La main du ministre sous le coude du commissaire. Le pas dansant du ministre pilotant le commissaire vers la sortie.

— Dites-moi, cet assassinat à la prison de Champrond, ce directeur massacré, M. de Saint-Hiver, c’est bien vous qui traitez ce dossier, Coudrier, n’est-ce pas ?

— En effet, monsieur le Ministre.

— Vous avez arrêté les coupables ?

— Non.

— Vous avez une piste ?

— Aucune piste sérieuse, non.

— Eh bien, c’est pour cela que je m’envole, mon cher Coudrier, je ne me satisfais pas d’une police qui se contente de protéger les futurs cadavres. Je ne reviendrai que quand vous aurez arrêté l’assassin de Malaussène. Pas avant. Bon vent, Coudrier. Et souhaitez-moi bon voyage.

— Bon voyage, monsieur le Ministre.

22

L’Italienne Severina Boccaldi fit son apparition rue de la Pompe vers dix-huit heures. Avec sa tête de cheval et son œil de bœuf, elle sut repérer la caméra machine et les caméras humaines. L’ex-ministre Chabotte était bien protégé. L’électronique au service de l’hôtel particulier (une caméra sur pivot, un interphone télévisuel) et l’œil humain sur l’extérieur (un flic en civil arpentant le trottoir, criant de vérité à force de vouloir ressembler à tout le monde, et une camionnette banalisée à l’entrée de la rue — un vieux Tube Citroën marchand de saucisses, aussi probable rue de la Pompe qu’un traîneau à chiens dans les dunes du Sahara). Mais la police est une administration, se dit charitablement Severina Boccaldi, il ne devait pas y avoir d’autre véhicule disponible aujourd’hui pour assurer la protection de Chabotte.

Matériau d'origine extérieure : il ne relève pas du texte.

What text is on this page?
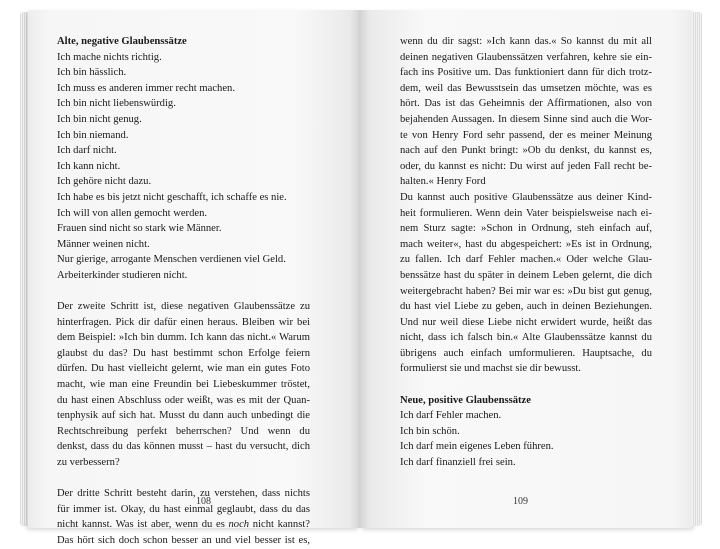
Alte, negative Glaubenssätze
Ich mache nichts richtig.
Ich bin hässlich.
Ich muss es anderen immer recht machen.
Ich bin nicht liebenswürdig.
Ich bin nicht genug.
Ich bin niemand.
Ich darf nicht.
Ich kann nicht.
Ich gehöre nicht dazu.
Ich habe es bis jetzt nicht geschafft, ich schaffe es nie.
Ich will von allen gemocht werden.
Frauen sind nicht so stark wie Männer.
Männer weinen nicht.
Nur gierige, arrogante Menschen verdienen viel Geld.
Arbeiterkinder studieren nicht.
Der zweite Schritt ist, diese negativen Glaubenssätze zu
hinterfragen. Pick dir dafür einen heraus. Bleiben wir bei
dem Beispiel: »Ich bin dumm. Ich kann das nicht.« Warum
glaubst du das? Du hast bestimmt schon Erfolge feiern
dürfen. Du hast vielleicht gelernt, wie man ein gutes Foto
macht, wie man eine Freundin bei Liebeskummer tröstet,
du hast einen Abschluss oder weißt, was es mit der Quan-
tenphysik auf sich hat. Musst du dann auch unbedingt die
Rechtschreibung perfekt beherrschen? Und wenn du
denkst, dass du das können musst – hast du versucht, dich
zu verbessern?
Der dritte Schritt besteht darin, zu verstehen, dass nichts
für immer ist. Okay, du hast einmal geglaubt, dass du das
nicht kannst. Was ist aber, wenn du es noch nicht kannst?
Das hört sich doch schon besser an und viel besser ist es,
108
wenn du dir sagst: »Ich kann das.« So kannst du mit all
deinen negativen Glaubenssätzen verfahren, kehre sie ein-
fach ins Positive um. Das funktioniert dann für dich trotz-
dem, weil das Bewusstsein das umsetzen möchte, was es
hört. Das ist das Geheimnis der Affirmationen, also von
bejahenden Aussagen. In diesem Sinne sind auch die Wor-
te von Henry Ford sehr passend, der es meiner Meinung
nach auf den Punkt bringt: »Ob du denkst, du kannst es,
oder, du kannst es nicht: Du wirst auf jeden Fall recht be-
halten.« Henry Ford
Du kannst auch positive Glaubenssätze aus deiner Kind-
heit formulieren. Wenn dein Vater beispielsweise nach ei-
nem Sturz sagte: »Schon in Ordnung, steh einfach auf,
mach weiter«, hast du abgespeichert: »Es ist in Ordnung,
zu fallen. Ich darf Fehler machen.« Oder welche Glau-
benssätze hast du später in deinem Leben gelernt, die dich
weitergebracht haben? Bei mir war es: »Du bist gut genug,
du hast viel Liebe zu geben, auch in deinen Beziehungen.
Und nur weil diese Liebe nicht erwidert wurde, heißt das
nicht, dass ich falsch bin.« Alte Glaubenssätze kannst du
übrigens auch einfach umformulieren. Hauptsache, du
formulierst sie und machst sie dir bewusst.
Neue, positive Glaubenssätze
Ich darf Fehler machen.
Ich bin schön.
Ich darf mein eigenes Leben führen.
Ich darf finanziell frei sein.
109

Elle gara la B.M.W. à quelque cent mètres de l’hôtel particulier du ministre, sur le trottoir d’en face, et s’en fut d’un pas décidé. Devant le portail ministériel, Severina Boccaldi demanda son chemin au flic en civil, se confirmant ainsi qu’il s’agissait bien d’un flic en civil : il ne pouvait pas la renseigner, il ne connaissait pas le quartier, et à peine Paris, Rome encore moins, non, il s’en excusa nerveusement, tout juste s’il ne lui ordonna pas de circuler. Severina Boccaldi mit à profit la minute que dura cette absence d’explication pour repérer une berline noire à cocarde tricolore, sagement posée sur un gravier très blanc, face au delta d’un perron de marbre. Elle calcula le temps de rotation de la caméra extérieure. Elle en mesura aussi les angles morts, et constata avec satisfaction que sa voiture était garée hors champ.

En passant devant la camionnette saucisse-friteuse, qui semblait abandonnée là, avec son vantail fermé et son bas de caisse rouillé, elle entendit distinctement l’exclamation suivante :

— Tu veux la voir, ma tierce ? Eh ben, tu vas la voir !

Severina Boccaldi se dit que cette camionnette était un tripot clandestin ou un refuge d’amoureux, selon le sens que les Français donnaient au mot « tierce ».

Sur quoi, elle reprit sa voiture, libérant une place qui fut occupée un peu plus tard par la Giulietta qu’une ressortissante grecque, Miranda Skoulatou, avait louée le matin même à un certain Padovani.

— Grecque, hein ? avait roucoulé Padovani en examinant sa carte d’identité fraîchement européenne. Alors on est un peu cousins.

Et il lui avait fait un aimable clin d’œil qui ne tirait pas à conséquence.

* * *

Quand la limousine à cocarde franchit le portail du ministre Chabotte, Miranda Skoulatou eut un mouvement vers sa clef de contact. Mais sa main retomba. Ce n’était pas la voiture du ministre Chabotte, c’était celle du divisionnaire Coudrier. Vitre ouverte, le commissaire la dépassa sans la voir. Il conduisait lui-même. Elle crut percevoir une expression de fureur sur son profil blême-Empire.